Gross (1987) suggests that Skinner’s analysis of behaviour “…requires an accurate but neutral representation of the relationship (or contingencies) between: (a) antecedents (the stimulus conditions, e.g. the lever, the click of the food dispenser, a light that may go on when the lever is pressed); (b) behaviours (or operants, e.g. pressing the lever); and (c) consequences (what happens as a result of the operant behaviour).” The consequences of behaviour can be positive reinforcement, negative reinforcement or punishment. Whilst they work in different ways, both positive and negative reinforcement can have a strengthening effect on behaviour, i.e. making it more likely to happen. During positive reinforcement, the animal being observed is presented with something it likes (e.g. food or a toy). Conversely, negative reinforcement involves the removal or avoidance of a painful situation – an aversive state (e.g. the loosening of a prong collar when a dog stops pulling on a lead) (Madson, 2019). Punishment involves the presentation of an aversive stimulus, but has the opposite effect to reinforcement techniques and weakens behaviour. Although negative reinforcement and punishment sound similar, they differ in that during reinforcement an aversive stimulus is removed or avoided, but during punishment, the aversive stimulus is commenced (e.g. a shock from an electric collar when a dog is observed chasing livestock). From his research Skinner concluded that positive reinforcement (and negative reinforcement) had far more influence on behaviour than punishment because punishment cannot teach anything new; it only makes certain behaviours less likely (Cooper et al., 2014).
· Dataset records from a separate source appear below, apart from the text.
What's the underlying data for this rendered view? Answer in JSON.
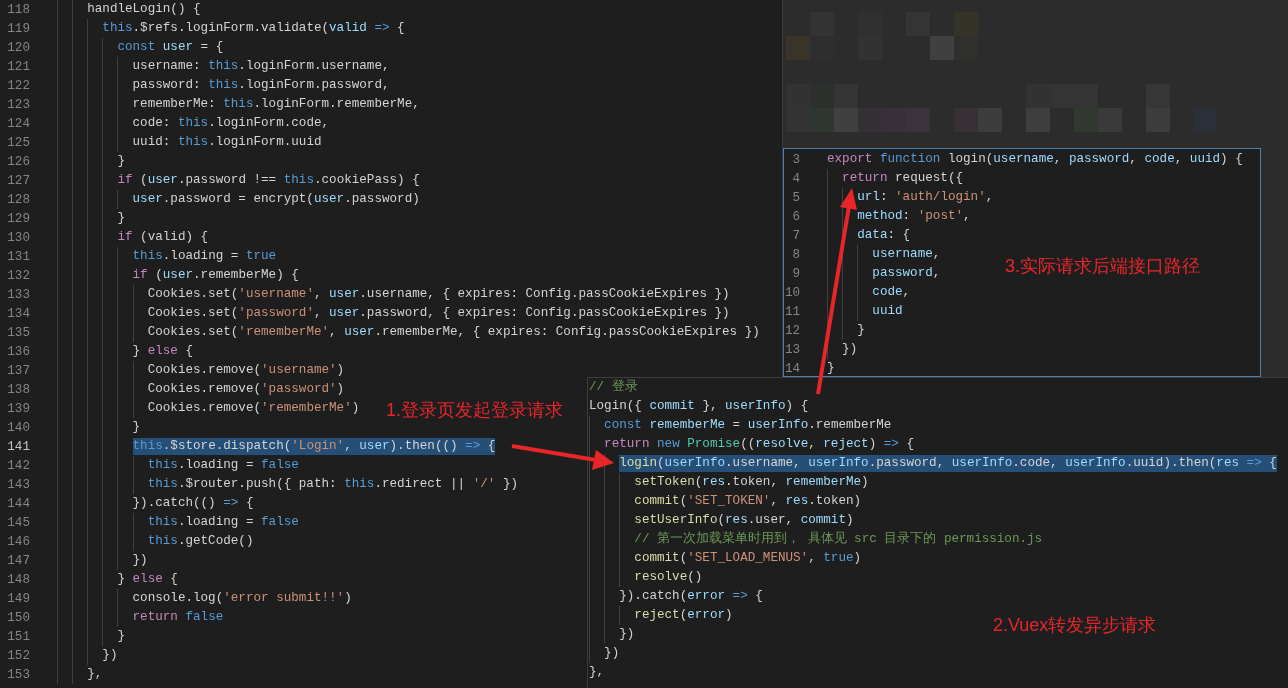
{
  "editor": {
    "lines": [
      {
        "number": "118",
        "selected": false,
        "tokens": [
          {
            "kind": "plain",
            "text": "    handleLogin() {"
          }
        ]
      },
      {
        "number": "119",
        "selected": false,
        "tokens": [
          {
            "kind": "storage",
            "text": "      this"
          },
          {
            "kind": "plain",
            "text": ".$refs.loginForm.validate("
          },
          {
            "kind": "variable",
            "text": "valid "
          },
          {
            "kind": "storage",
            "text": "=>"
          },
          {
            "kind": "plain",
            "text": " {"
          }
        ]
      },
      {
        "number": "120",
        "selected": false,
        "tokens": [
          {
            "kind": "storage",
            "text": "        const "
          },
          {
            "kind": "variable",
            "text": "user"
          },
          {
            "kind": "plain",
            "text": " = {"
          }
        ]
      },
      {
        "number": "121",
        "selected": false,
        "tokens": [
          {
            "kind": "plain",
            "text": "          username: "
          },
          {
            "kind": "storage",
            "text": "this"
          },
          {
            "kind": "plain",
            "text": ".loginForm.username,"
          }
        ]
      },
      {
        "number": "122",
        "selected": false,
        "tokens": [
          {
            "kind": "plain",
            "text": "          password: "
          },
          {
            "kind": "storage",
            "text": "this"
          },
          {
            "kind": "plain",
            "text": ".loginForm.password,"
          }
        ]
      },
      {
        "number": "123",
        "selected": false,
        "tokens": [
          {
            "kind": "plain",
            "text": "          rememberMe: "
          },
          {
            "kind": "storage",
            "text": "this"
          },
          {
            "kind": "plain",
            "text": ".loginForm.rememberMe,"
          }
        ]
      },
      {
        "number": "124",
        "selected": false,
        "tokens": [
          {
            "kind": "plain",
            "text": "          code: "
          },
          {
            "kind": "storage",
            "text": "this"
          },
          {
            "kind": "plain",
            "text": ".loginForm.code,"
          }
        ]
      },
      {
        "number": "125",
        "selected": false,
        "tokens": [
          {
            "kind": "plain",
            "text": "          uuid: "
          },
          {
            "kind": "storage",
            "text": "this"
          },
          {
            "kind": "plain",
            "text": ".loginForm.uuid"
          }
        ]
      },
      {
        "number": "126",
        "selected": false,
        "tokens": [
          {
            "kind": "plain",
            "text": "        }"
          }
        ]
      },
      {
        "number": "127",
        "selected": false,
        "tokens": [
          {
            "kind": "keyword",
            "text": "        if"
          },
          {
            "kind": "plain",
            "text": " ("
          },
          {
            "kind": "variable",
            "text": "user"
          },
          {
            "kind": "plain",
            "text": ".password !== "
          },
          {
            "kind": "storage",
            "text": "this"
          },
          {
            "kind": "plain",
            "text": ".cookiePass) {"
          }
        ]
      },
      {
        "number": "128",
        "selected": false,
        "tokens": [
          {
            "kind": "variable",
            "text": "          user"
          },
          {
            "kind": "plain",
            "text": ".password = encrypt("
          },
          {
            "kind": "variable",
            "text": "user"
          },
          {
            "kind": "plain",
            "text": ".password)"
          }
        ]
      },
      {
        "number": "129",
        "selected": false,
        "tokens": [
          {
            "kind": "plain",
            "text": "        }"
          }
        ]
      },
      {
        "number": "130",
        "selected": false,
        "tokens": [
          {
            "kind": "keyword",
            "text": "        if"
          },
          {
            "kind": "plain",
            "text": " (valid) {"
          }
        ]
      },
      {
        "number": "131",
        "selected": false,
        "tokens": [
          {
            "kind": "storage",
            "text": "          this"
          },
          {
            "kind": "plain",
            "text": ".loading = "
          },
          {
            "kind": "storage",
            "text": "true"
          }
        ]
      },
      {
        "number": "132",
        "selected": false,
        "tokens": [
          {
            "kind": "keyword",
            "text": "          if"
          },
          {
            "kind": "plain",
            "text": " ("
          },
          {
            "kind": "variable",
            "text": "user"
          },
          {
            "kind": "plain",
            "text": ".rememberMe) {"
          }
        ]
      },
      {
        "number": "133",
        "selected": false,
        "tokens": [
          {
            "kind": "plain",
            "text": "            Cookies.set("
          },
          {
            "kind": "string",
            "text": "'username'"
          },
          {
            "kind": "plain",
            "text": ", "
          },
          {
            "kind": "variable",
            "text": "user"
          },
          {
            "kind": "plain",
            "text": ".username, { expires: Config.passCookieExpires })"
          }
        ]
      },
      {
        "number": "134",
        "selected": false,
        "tokens": [
          {
            "kind": "plain",
            "text": "            Cookies.set("
          },
          {
            "kind": "string",
            "text": "'password'"
          },
          {
            "kind": "plain",
            "text": ", "
          },
          {
            "kind": "variable",
            "text": "user"
          },
          {
            "kind": "plain",
            "text": ".password, { expires: Config.passCookieExpires })"
          }
        ]
      },
      {
        "number": "135",
        "selected": false,
        "tokens": [
          {
            "kind": "plain",
            "text": "            Cookies.set("
          },
          {
            "kind": "string",
            "text": "'rememberMe'"
          },
          {
            "kind": "plain",
            "text": ", "
          },
          {
            "kind": "variable",
            "text": "user"
          },
          {
            "kind": "plain",
            "text": ".rememberMe, { expires: Config.passCookieExpires })"
          }
        ]
      },
      {
        "number": "136",
        "selected": false,
        "tokens": [
          {
            "kind": "plain",
            "text": "          } "
          },
          {
            "kind": "keyword",
            "text": "else"
          },
          {
            "kind": "plain",
            "text": " {"
          }
        ]
      },
      {
        "number": "137",
        "selected": false,
        "tokens": [
          {
            "kind": "plain",
            "text": "            Cookies.remove("
          },
          {
            "kind": "string",
            "text": "'username'"
          },
          {
            "kind": "plain",
            "text": ")"
          }
        ]
      },
      {
        "number": "138",
        "selected": false,
        "tokens": [
          {
            "kind": "plain",
            "text": "            Cookies.remove("
          },
          {
            "kind": "string",
            "text": "'password'"
          },
          {
            "kind": "plain",
            "text": ")"
          }
        ]
      },
      {
        "number": "139",
        "selected": false,
        "tokens": [
          {
            "kind": "plain",
            "text": "            Cookies.remove("
          },
          {
            "kind": "string",
            "text": "'rememberMe'"
          },
          {
            "kind": "plain",
            "text": ")"
          }
        ]
      },
      {
        "number": "140",
        "selected": false,
        "tokens": [
          {
            "kind": "plain",
            "text": "          }"
          }
        ]
      },
      {
        "number": "141",
        "selected": true,
        "tokens": [
          {
            "kind": "storage",
            "text": "          this"
          },
          {
            "kind": "plain",
            "text": ".$store.dispatch("
          },
          {
            "kind": "string",
            "text": "'Login'"
          },
          {
            "kind": "plain",
            "text": ", "
          },
          {
            "kind": "variable",
            "text": "user"
          },
          {
            "kind": "plain",
            "text": ").then(() "
          },
          {
            "kind": "storage",
            "text": "=>"
          },
          {
            "kind": "plain",
            "text": " {"
          }
        ]
      },
      {
        "number": "142",
        "selected": false,
        "tokens": [
          {
            "kind": "storage",
            "text": "            this"
          },
          {
            "kind": "plain",
            "text": ".loading = "
          },
          {
            "kind": "storage",
            "text": "false"
          }
        ]
      },
      {
        "number": "143",
        "selected": false,
        "tokens": [
          {
            "kind": "storage",
            "text": "            this"
          },
          {
            "kind": "plain",
            "text": ".$router.push({ path: "
          },
          {
            "kind": "storage",
            "text": "this"
          },
          {
            "kind": "plain",
            "text": ".redirect || "
          },
          {
            "kind": "string",
            "text": "'/'"
          },
          {
            "kind": "plain",
            "text": " })"
          }
        ]
      },
      {
        "number": "144",
        "selected": false,
        "tokens": [
          {
            "kind": "plain",
            "text": "          }).catch(() "
          },
          {
            "kind": "storage",
            "text": "=>"
          },
          {
            "kind": "plain",
            "text": " {"
          }
        ]
      },
      {
        "number": "145",
        "selected": false,
        "tokens": [
          {
            "kind": "storage",
            "text": "            this"
          },
          {
            "kind": "plain",
            "text": ".loading = "
          },
          {
            "kind": "storage",
            "text": "false"
          }
        ]
      },
      {
        "number": "146",
        "selected": false,
        "tokens": [
          {
            "kind": "storage",
            "text": "            this"
          },
          {
            "kind": "plain",
            "text": ".getCode()"
          }
        ]
      },
      {
        "number": "147",
        "selected": false,
        "tokens": [
          {
            "kind": "plain",
            "text": "          })"
          }
        ]
      },
      {
        "number": "148",
        "selected": false,
        "tokens": [
          {
            "kind": "plain",
            "text": "        } "
          },
          {
            "kind": "keyword",
            "text": "else"
          },
          {
            "kind": "plain",
            "text": " {"
          }
        ]
      },
      {
        "number": "149",
        "selected": false,
        "tokens": [
          {
            "kind": "plain",
            "text": "          console.log("
          },
          {
            "kind": "string",
            "text": "'error submit!!'"
          },
          {
            "kind": "plain",
            "text": ")"
          }
        ]
      },
      {
        "number": "150",
        "selected": false,
        "tokens": [
          {
            "kind": "keyword",
            "text": "          return "
          },
          {
            "kind": "storage",
            "text": "false"
          }
        ]
      },
      {
        "number": "151",
        "selected": false,
        "tokens": [
          {
            "kind": "plain",
            "text": "        }"
          }
        ]
      },
      {
        "number": "152",
        "selected": false,
        "tokens": [
          {
            "kind": "plain",
            "text": "      })"
          }
        ]
      },
      {
        "number": "153",
        "selected": false,
        "tokens": [
          {
            "kind": "plain",
            "text": "    },"
          }
        ]
      }
    ]
  },
  "api_snippet": {
    "lines": [
      {
        "number": "3",
        "selected": false,
        "tokens": [
          {
            "kind": "keyword",
            "text": "export "
          },
          {
            "kind": "storage",
            "text": "function"
          },
          {
            "kind": "plain",
            "text": " login("
          },
          {
            "kind": "variable",
            "text": "username"
          },
          {
            "kind": "plain",
            "text": ", "
          },
          {
            "kind": "variable",
            "text": "password"
          },
          {
            "kind": "plain",
            "text": ", "
          },
          {
            "kind": "variable",
            "text": "code"
          },
          {
            "kind": "plain",
            "text": ", "
          },
          {
            "kind": "variable",
            "text": "uuid"
          },
          {
            "kind": "plain",
            "text": ") {"
          }
        ]
      },
      {
        "number": "4",
        "selected": false,
        "tokens": [
          {
            "kind": "keyword",
            "text": "  return"
          },
          {
            "kind": "plain",
            "text": " request({"
          }
        ]
      },
      {
        "number": "5",
        "selected": false,
        "tokens": [
          {
            "kind": "variable",
            "text": "    url"
          },
          {
            "kind": "plain",
            "text": ": "
          },
          {
            "kind": "string",
            "text": "'auth/login'"
          },
          {
            "kind": "plain",
            "text": ","
          }
        ]
      },
      {
        "number": "6",
        "selected": false,
        "tokens": [
          {
            "kind": "variable",
            "text": "    method"
          },
          {
            "kind": "plain",
            "text": ": "
          },
          {
            "kind": "string",
            "text": "'post'"
          },
          {
            "kind": "plain",
            "text": ","
          }
        ]
      },
      {
        "number": "7",
        "selected": false,
        "tokens": [
          {
            "kind": "variable",
            "text": "    data"
          },
          {
            "kind": "plain",
            "text": ": {"
          }
        ]
      },
      {
        "number": "8",
        "selected": false,
        "tokens": [
          {
            "kind": "variable",
            "text": "      username"
          },
          {
            "kind": "plain",
            "text": ","
          }
        ]
      },
      {
        "number": "9",
        "selected": false,
        "tokens": [
          {
            "kind": "variable",
            "text": "      password"
          },
          {
            "kind": "plain",
            "text": ","
          }
        ]
      },
      {
        "number": "10",
        "selected": false,
        "tokens": [
          {
            "kind": "variable",
            "text": "      code"
          },
          {
            "kind": "plain",
            "text": ","
          }
        ]
      },
      {
        "number": "11",
        "selected": false,
        "tokens": [
          {
            "kind": "variable",
            "text": "      uuid"
          }
        ]
      },
      {
        "number": "12",
        "selected": false,
        "tokens": [
          {
            "kind": "plain",
            "text": "    }"
          }
        ]
      },
      {
        "number": "13",
        "selected": false,
        "tokens": [
          {
            "kind": "plain",
            "text": "  })"
          }
        ]
      },
      {
        "number": "14",
        "selected": false,
        "tokens": [
          {
            "kind": "plain",
            "text": "}"
          }
        ]
      }
    ]
  },
  "store_snippet": {
    "lines": [
      {
        "selected": false,
        "tokens": [
          {
            "kind": "comment",
            "text": "// 登录"
          }
        ]
      },
      {
        "selected": false,
        "tokens": [
          {
            "kind": "plain",
            "text": "Login({ "
          },
          {
            "kind": "variable",
            "text": "commit"
          },
          {
            "kind": "plain",
            "text": " }, "
          },
          {
            "kind": "variable",
            "text": "userInfo"
          },
          {
            "kind": "plain",
            "text": ") {"
          }
        ]
      },
      {
        "selected": false,
        "tokens": [
          {
            "kind": "storage",
            "text": "  const "
          },
          {
            "kind": "variable",
            "text": "rememberMe"
          },
          {
            "kind": "plain",
            "text": " = "
          },
          {
            "kind": "variable",
            "text": "userInfo"
          },
          {
            "kind": "plain",
            "text": ".rememberMe"
          }
        ]
      },
      {
        "selected": false,
        "tokens": [
          {
            "kind": "keyword",
            "text": "  return "
          },
          {
            "kind": "storage",
            "text": "new "
          },
          {
            "kind": "class",
            "text": "Promise"
          },
          {
            "kind": "plain",
            "text": "(("
          },
          {
            "kind": "variable",
            "text": "resolve"
          },
          {
            "kind": "plain",
            "text": ", "
          },
          {
            "kind": "variable",
            "text": "reject"
          },
          {
            "kind": "plain",
            "text": ") "
          },
          {
            "kind": "storage",
            "text": "=>"
          },
          {
            "kind": "plain",
            "text": " {"
          }
        ]
      },
      {
        "selected": true,
        "tokens": [
          {
            "kind": "function",
            "text": "    login"
          },
          {
            "kind": "plain",
            "text": "("
          },
          {
            "kind": "variable",
            "text": "userInfo"
          },
          {
            "kind": "plain",
            "text": ".username, "
          },
          {
            "kind": "variable",
            "text": "userInfo"
          },
          {
            "kind": "plain",
            "text": ".password, "
          },
          {
            "kind": "variable",
            "text": "userInfo"
          },
          {
            "kind": "plain",
            "text": ".code, "
          },
          {
            "kind": "variable",
            "text": "userInfo"
          },
          {
            "kind": "plain",
            "text": ".uuid).then("
          },
          {
            "kind": "variable",
            "text": "res "
          },
          {
            "kind": "storage",
            "text": "=>"
          },
          {
            "kind": "plain",
            "text": " {"
          }
        ]
      },
      {
        "selected": false,
        "tokens": [
          {
            "kind": "function",
            "text": "      setToken"
          },
          {
            "kind": "plain",
            "text": "("
          },
          {
            "kind": "variable",
            "text": "res"
          },
          {
            "kind": "plain",
            "text": ".token, "
          },
          {
            "kind": "variable",
            "text": "rememberMe"
          },
          {
            "kind": "plain",
            "text": ")"
          }
        ]
      },
      {
        "selected": false,
        "tokens": [
          {
            "kind": "function",
            "text": "      commit"
          },
          {
            "kind": "plain",
            "text": "("
          },
          {
            "kind": "string",
            "text": "'SET_TOKEN'"
          },
          {
            "kind": "plain",
            "text": ", "
          },
          {
            "kind": "variable",
            "text": "res"
          },
          {
            "kind": "plain",
            "text": ".token)"
          }
        ]
      },
      {
        "selected": false,
        "tokens": [
          {
            "kind": "function",
            "text": "      setUserInfo"
          },
          {
            "kind": "plain",
            "text": "("
          },
          {
            "kind": "variable",
            "text": "res"
          },
          {
            "kind": "plain",
            "text": ".user, "
          },
          {
            "kind": "variable",
            "text": "commit"
          },
          {
            "kind": "plain",
            "text": ")"
          }
        ]
      },
      {
        "selected": false,
        "tokens": [
          {
            "kind": "comment",
            "text": "      // 第一次加载菜单时用到， 具体见 src 目录下的 permission.js"
          }
        ]
      },
      {
        "selected": false,
        "tokens": [
          {
            "kind": "function",
            "text": "      commit"
          },
          {
            "kind": "plain",
            "text": "("
          },
          {
            "kind": "string",
            "text": "'SET_LOAD_MENUS'"
          },
          {
            "kind": "plain",
            "text": ", "
          },
          {
            "kind": "storage",
            "text": "true"
          },
          {
            "kind": "plain",
            "text": ")"
          }
        ]
      },
      {
        "selected": false,
        "tokens": [
          {
            "kind": "function",
            "text": "      resolve"
          },
          {
            "kind": "plain",
            "text": "()"
          }
        ]
      },
      {
        "selected": false,
        "tokens": [
          {
            "kind": "plain",
            "text": "    }).catch("
          },
          {
            "kind": "variable",
            "text": "error "
          },
          {
            "kind": "storage",
            "text": "=>"
          },
          {
            "kind": "plain",
            "text": " {"
          }
        ]
      },
      {
        "selected": false,
        "tokens": [
          {
            "kind": "function",
            "text": "      reject"
          },
          {
            "kind": "plain",
            "text": "("
          },
          {
            "kind": "variable",
            "text": "error"
          },
          {
            "kind": "plain",
            "text": ")"
          }
        ]
      },
      {
        "selected": false,
        "tokens": [
          {
            "kind": "plain",
            "text": "    })"
          }
        ]
      },
      {
        "selected": false,
        "tokens": [
          {
            "kind": "plain",
            "text": "  })"
          }
        ]
      },
      {
        "selected": false,
        "tokens": [
          {
            "kind": "plain",
            "text": "},"
          }
        ]
      }
    ]
  },
  "annotations": [
    {
      "text": "3.实际请求后端接口路径"
    },
    {
      "text": "1.登录页发起登录请求"
    },
    {
      "text": "2.Vuex转发异步请求"
    }
  ]
}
In conclusion, the essential difference between classical and operant conditioning is the distinction between respondent and operant behaviours. Whilst Pavlov claimed that behaviour is elicited by specific stimuli, Skinner argued that behaviour (animal and human) is a consequence of how animals operate in their environments by learning the consequences of their actions. In Skinner’s view, the learner was a far more active participant than the automatic, involuntary respondent to stimuli (unconditioned before learning and conditioned after) suggested by Pavlov’s work. There is a certain inevitability to classical conditioning; with the animal given little choice in how to respond. Operant conditioning focuses on strengthening or weakening behaviours through responses that are voluntary and less predictable, as behaviour is emitted by the animal and not elicited by a stimulus, and the response is a function of the consequences of past behaviours (Cherry and Susman, 2020).

It should be noted that given current research ethics guidelines neither Pavlov’s nor Skinner’s research would likely be given the go ahead today.